You Only Have Four Real Friends on Facebook, Study Says
Everyone else on the social media site is just someone you're connected to
Facebook friends are almost never real friends, a new study suggests.
By Rachel DickerJan. 29, 2016, at 12:38 p.m.+ More
Facebook makes users feel both connected and isolated.
There are plenty of well-wishers when your birthday comes around, but how many of those people would you call to hang out with you?
According to a study from Oxford University, "There is a cognitive constraint on the size of social networks that even the communication advantages of online media are unable to overcome."
In other words: Your brain can't handle too many friends. In fact, the average person has about four real ones, regardless of the number listed on their profile.
To reach this conclusion, R.I.M. Dunbar, professor of evolutionary psychology at Oxford and author of the study, examined a sample of 3,375 people in the United Kingdom ages 18 to 65. Some used social media regularly, while others did not.
The participants who used social media were asked how many Facebook friends they could depend on during an emotional or social crisis, and the average response – which barely varied between age groups – was four. The average study participant, however, had 150 Facebook friends.
That's a 2.7 percent rate of true friendship.
Further, "The data show that the size and range of online egocentric social networks, indexed as the number of Facebook friends, is similar to that of offline face-to-face networks," Dunbar writes in the study.
Translation: People who use Facebook have, on average, the same number of friends as those who don't.
So maybe we ought to make more calls and pay more visits to the people we love – there aren't that many, after all.
Rachel Dicker is an Associate Editor, Social Media at U.S. News & World Report. You can follow her on Twitter or reach her at email@example.com.
BLOGGER'S BLAH. Yes, I have long suspected this. In the past little while, two different Facebook "friends" were fussing and fuming at all these pesky friend requests they kept getting. Didn't they know they were nearing the 5000-friend limit and needed to keep those precious few spaces open so THEY could hand-pick the remaining people ("supporters")?
Several times I've seen the advice to go through those five thousand friends carefully and weed out dead people or those with inactive accounts (i. e., few or no friends, which amounts to the same thing). A "friend" is of no use unless they, in turn, have a lot of friends. I even saw a rant - a real one, not a parody, though it was almost unbelievable - saying that all these dead people were making it difficult for her to keep an accurate count on her total. The nerve of those people! On their deathbed, rattling out their last, they should be legally required to gasp to their nearest and dearest: "Please. . . close. . . Face. . . book. . . acc. . .acc. . . cckkkkkkk. . ." (dies).

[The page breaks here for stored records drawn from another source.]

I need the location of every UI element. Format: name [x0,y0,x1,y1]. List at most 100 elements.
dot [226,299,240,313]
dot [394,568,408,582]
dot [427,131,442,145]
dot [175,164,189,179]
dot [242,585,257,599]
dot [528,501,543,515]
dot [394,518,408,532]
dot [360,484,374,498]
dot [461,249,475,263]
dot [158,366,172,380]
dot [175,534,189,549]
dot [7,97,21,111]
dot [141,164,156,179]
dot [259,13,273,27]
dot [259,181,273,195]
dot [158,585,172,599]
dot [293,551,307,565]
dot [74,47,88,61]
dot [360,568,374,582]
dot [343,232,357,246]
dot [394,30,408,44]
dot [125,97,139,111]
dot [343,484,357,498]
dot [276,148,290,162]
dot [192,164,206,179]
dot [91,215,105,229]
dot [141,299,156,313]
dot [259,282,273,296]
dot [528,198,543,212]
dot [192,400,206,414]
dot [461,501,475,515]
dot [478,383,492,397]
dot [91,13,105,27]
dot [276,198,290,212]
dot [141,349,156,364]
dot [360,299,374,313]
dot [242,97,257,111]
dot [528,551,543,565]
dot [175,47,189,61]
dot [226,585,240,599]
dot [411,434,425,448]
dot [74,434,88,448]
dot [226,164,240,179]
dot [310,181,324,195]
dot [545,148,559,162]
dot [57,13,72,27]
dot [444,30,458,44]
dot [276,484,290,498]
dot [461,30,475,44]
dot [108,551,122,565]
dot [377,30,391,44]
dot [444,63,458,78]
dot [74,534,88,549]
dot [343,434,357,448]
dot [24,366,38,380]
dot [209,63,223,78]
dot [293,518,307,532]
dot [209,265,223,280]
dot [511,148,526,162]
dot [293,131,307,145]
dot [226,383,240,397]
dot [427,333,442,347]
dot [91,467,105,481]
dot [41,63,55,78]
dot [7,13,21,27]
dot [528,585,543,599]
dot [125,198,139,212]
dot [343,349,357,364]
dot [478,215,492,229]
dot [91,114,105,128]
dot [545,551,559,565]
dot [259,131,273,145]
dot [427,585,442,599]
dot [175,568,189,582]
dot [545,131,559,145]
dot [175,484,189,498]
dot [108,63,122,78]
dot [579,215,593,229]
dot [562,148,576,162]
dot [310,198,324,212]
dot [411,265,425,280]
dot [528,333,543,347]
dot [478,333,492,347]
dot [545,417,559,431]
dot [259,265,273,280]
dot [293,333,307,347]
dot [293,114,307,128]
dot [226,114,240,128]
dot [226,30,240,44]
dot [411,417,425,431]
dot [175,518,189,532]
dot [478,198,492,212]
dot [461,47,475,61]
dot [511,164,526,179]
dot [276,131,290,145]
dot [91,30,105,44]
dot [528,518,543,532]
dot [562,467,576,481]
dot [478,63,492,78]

So do I have four "real" friends on Facebook? There are people I used to be close friends with - even very close friends, but drift does happen, even if you still care about them. But who would be there in a crisis? The one person who immediately comes to mind is in a health crisis of his own, a major one, to the point that I often wonder if he has died and I just haven't found out about it yet. But he'd be there for me emotionally, I know this beyond question, just as I try to be there for him, simply because we love each other. He has proven his loyalty for the past 25 years, but the rest? I'm not so sure. I think if I were in a really bad way, most of them would just disappear into the woodwork. It has happened before.
So I have a ways to go until I hit that magical 5000 mark. Until then, just keep those friend requests coming.